Reputation: 85
I have a dataframe, in pandas
, that I want to group by email, get the max value for date and keep the status column. But the status is not used on the groupby
.
Example: give the follow dataframe df
+-------------------------------+
| email | status | date |
+-------------------------------+
| test1 | viewed | 01/07/18 |
---------------------------------
| test1 |not viewed| 03/07/18 |
---------------------------------
| test2 |not viewed| 02/07/18 |
---------------------------------
| test2 | viewed | 01/07/18 |
---------------------------------
| test3 |not viewed| 03/07/18 |
---------------------------------
| test3 | viewed | 04/07/18 |
---------------------------------
I use the following code, but I want to keep the status column, but I don't know how.

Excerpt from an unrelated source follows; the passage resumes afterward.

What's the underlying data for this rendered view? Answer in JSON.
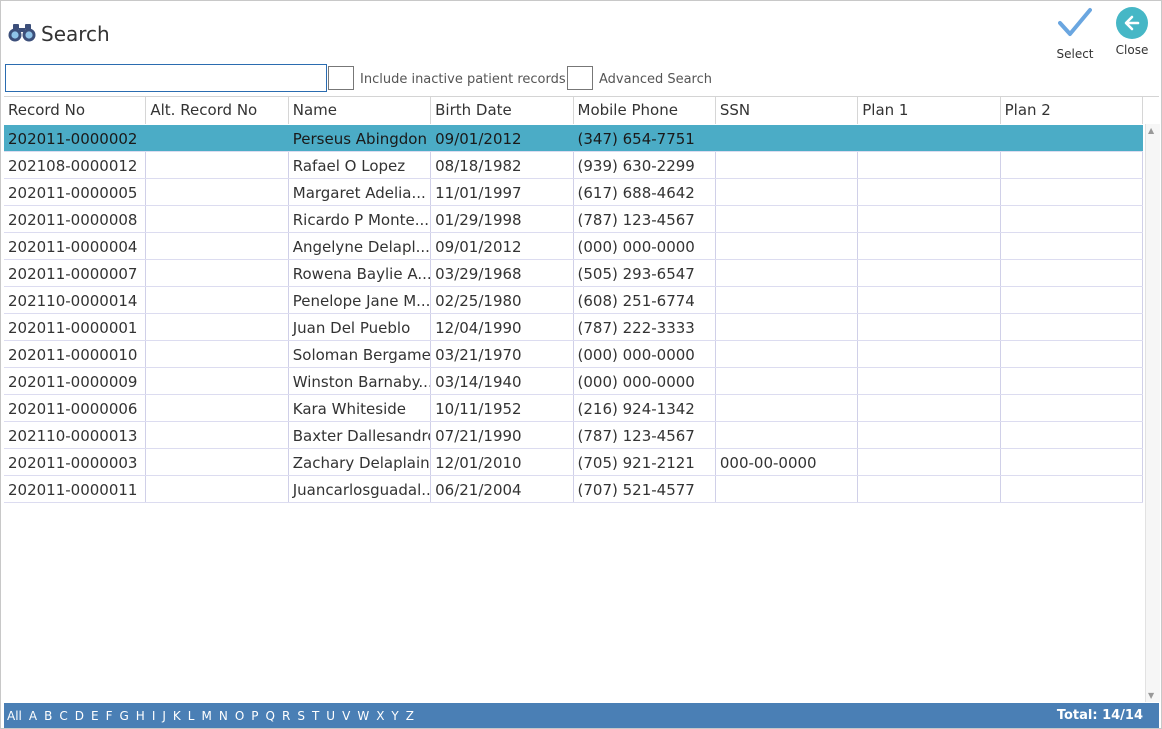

df.groupby([email]).aggregate({'date': max})
Desired output:
+-------------------------------+
| email | status | date |
+-------------------------------+
| test1 |not viewed| 03/07/18 |
---------------------------------
| test2 |not viewed| 02/07/18 |
---------------------------------
| test3 | viewed | 04/07/18 |
---------------------------------
In sum, I want to group by email, get the most recent date and keep the status column
Upvotes: 3
Views: 146
Reputation: 323326
You can using drop_duplicates
#df['date'] = pd.to_datetime(df.date)
df.sort_values('date').drop_duplicates(['email'],keep='last')
Upvotes: 2
Reputation: 51395
Instead of agg
You could sort by date, use a groupby
, and select the last one (which will be the most recent):
df['date'] = pd.to_datetime(df.date)
df.sort_values('date').groupby('email', as_index=False).last()
email status date
0 test1 not viewed 2018-03-07
1 test2 not viewed 2018-02-07
2 test3 viewed 2018-04-07
Upvotes: 3
Reputation: 59579
You can find the index of the maximum date for each group and then subset the original DataFrame
.
import pandas as pd
df['date'] = pd.to_datetime(df.date)
df.loc[df.groupby('email').date.idxmax()]
Output:
email status date
1 test1 not viewed 2018-03-07
2 test2 not viewed 2018-02-07
5 test3 viewed 2018-04-07
Upvotes: 1